The specified variable p. (Gln77Ter) is new and absent from the genome assembly database. It has been shown that pathogenic variants in BICD2 Extremely rare in the population, expected to be harmful by most tools, and occur at specific hotspots within the switch BICD2 Functional areas [8]. Furthermore, WES did not identify any variant(s) in any of the OMIM genes with a recognized disease association (including VPS13B gene). despite BICD2 Necessary for the proper development of the cerebral cortex [5] But there have been no other clinical reports of individuals with loss-of-function variants in BICD2 Show cerebral hyperplasia and cerebellar hypoplasia. However, lissencephaly and cerebellar hypoplasia are in agreement with that observed after BICD2 knockdown in mice showing defects in the laminar organization of the cerebral cortex, hippocampus and cerebellar cortex, indicative of defects in radial neuronal migration. Cell-specific inactivation of BICD2 in astrocytes and neuronal precursors revealed that migration of radial cerebellar granule cells is non-autonomous and intrinsic to Bergmann cerebellar glia cells. [9, 10]. So we looked BICD2 To be a convincing candidate gene in the context of encephalitis and cerebellar hypoplasia. No homozygous loss of function BICD2 Variants in healthy family members support the clinical significance of BICD2.

More recently, the biallelic variant c.731 T>C p. (Leu244Pro) in BICD2 Described in a girl with an abnormal gyral pattern in the frontal and parietal regions [6] (Table 1). The girl also showed moderate intellectual disability and Cohen-like features [6]. In contrast, our patient showed congenital microcephaly, severe retardation, seizures, and brain hypoplasia. In contrast to the patient with Cohen-like traits, our patient showed spasticity and contractile abnormalities and did not show neutropenia. Interestingly, a heterozygous missense variant c.2080 C>T, p. (Arg694Cys) in two unrelated patients with mild innate polymorphism, and moderate cerebellar hypoplasia. [4]. Moreover, a BICD2 The absurd variation of p. (Lys775Ter) in a boy with cerebral and subcortical asymmetry. [5]. These heterozygous variants are located within the highly conserved CC3 domain of BICD2 (Table 1). However, heterogeneous missense variants within the CC1 domain were not associated with abnormalities in cortical development, but also showed a milder SMALED2A pathway and a higher frequency of foot abnormalities. [8]. Indeed, a larger group is needed to draw conclusions regarding genotype-phenotype associations.

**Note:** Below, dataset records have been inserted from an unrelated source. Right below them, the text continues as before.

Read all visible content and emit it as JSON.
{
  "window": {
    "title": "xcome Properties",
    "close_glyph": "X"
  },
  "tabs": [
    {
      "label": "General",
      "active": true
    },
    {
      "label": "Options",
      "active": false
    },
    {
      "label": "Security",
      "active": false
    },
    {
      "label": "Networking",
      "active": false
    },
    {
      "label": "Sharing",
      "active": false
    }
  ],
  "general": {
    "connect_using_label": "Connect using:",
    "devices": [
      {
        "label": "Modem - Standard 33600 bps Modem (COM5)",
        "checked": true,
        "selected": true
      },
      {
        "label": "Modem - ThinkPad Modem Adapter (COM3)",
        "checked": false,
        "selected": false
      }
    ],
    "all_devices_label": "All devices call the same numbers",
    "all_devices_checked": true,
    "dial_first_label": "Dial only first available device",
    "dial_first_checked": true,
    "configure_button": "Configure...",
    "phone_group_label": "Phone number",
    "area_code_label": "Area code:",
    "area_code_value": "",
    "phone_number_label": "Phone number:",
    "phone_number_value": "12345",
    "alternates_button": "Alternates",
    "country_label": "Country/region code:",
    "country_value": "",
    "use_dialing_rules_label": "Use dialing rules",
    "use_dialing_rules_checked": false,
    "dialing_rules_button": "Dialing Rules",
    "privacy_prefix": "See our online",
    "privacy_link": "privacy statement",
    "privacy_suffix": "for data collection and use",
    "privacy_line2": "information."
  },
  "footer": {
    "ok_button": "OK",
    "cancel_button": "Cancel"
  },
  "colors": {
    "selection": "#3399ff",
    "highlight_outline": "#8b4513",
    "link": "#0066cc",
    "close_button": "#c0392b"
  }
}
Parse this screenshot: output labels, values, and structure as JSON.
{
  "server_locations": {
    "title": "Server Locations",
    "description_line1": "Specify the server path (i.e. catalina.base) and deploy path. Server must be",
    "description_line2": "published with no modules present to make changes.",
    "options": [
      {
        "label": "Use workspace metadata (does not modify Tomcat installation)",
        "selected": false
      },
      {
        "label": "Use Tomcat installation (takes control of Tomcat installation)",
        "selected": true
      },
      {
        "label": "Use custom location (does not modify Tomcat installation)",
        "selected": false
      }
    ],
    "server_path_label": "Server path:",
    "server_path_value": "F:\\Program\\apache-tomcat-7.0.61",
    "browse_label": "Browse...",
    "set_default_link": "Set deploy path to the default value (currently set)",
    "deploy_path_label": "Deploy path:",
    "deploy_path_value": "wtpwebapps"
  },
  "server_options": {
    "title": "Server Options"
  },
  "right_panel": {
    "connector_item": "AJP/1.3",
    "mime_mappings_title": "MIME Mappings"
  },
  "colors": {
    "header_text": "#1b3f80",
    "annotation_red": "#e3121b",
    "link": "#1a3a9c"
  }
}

Table 1 Clinical outcomes and variables identified in patients with BICD2 and cerebral anomalies

The cerebral hypertrophy and cerebellar hypoplasia observed in our patient appeared similar to those with LIS1 variables. This is not surprising LIS1 It interacts with the dynein/dynactin complex and BICD2 to recruit cellular structures [11]. In the meantime, MRI features of the brain may interfere realnPhenotype of rash-lowering patients. However, the cortical migration defect was more severe in our patient than in realnPatients subject to rash. In addition, our patient had mild hypoplasia in contrast to the cerebellum realnPatients subject to rash and who have a hyperplastic and dysplastic cerebellum with no identifiable folliculitis [12].

Our study provides valuable findings in disorders of human developmental brain abnormalities associated with final loss-of-function variants in BICD2.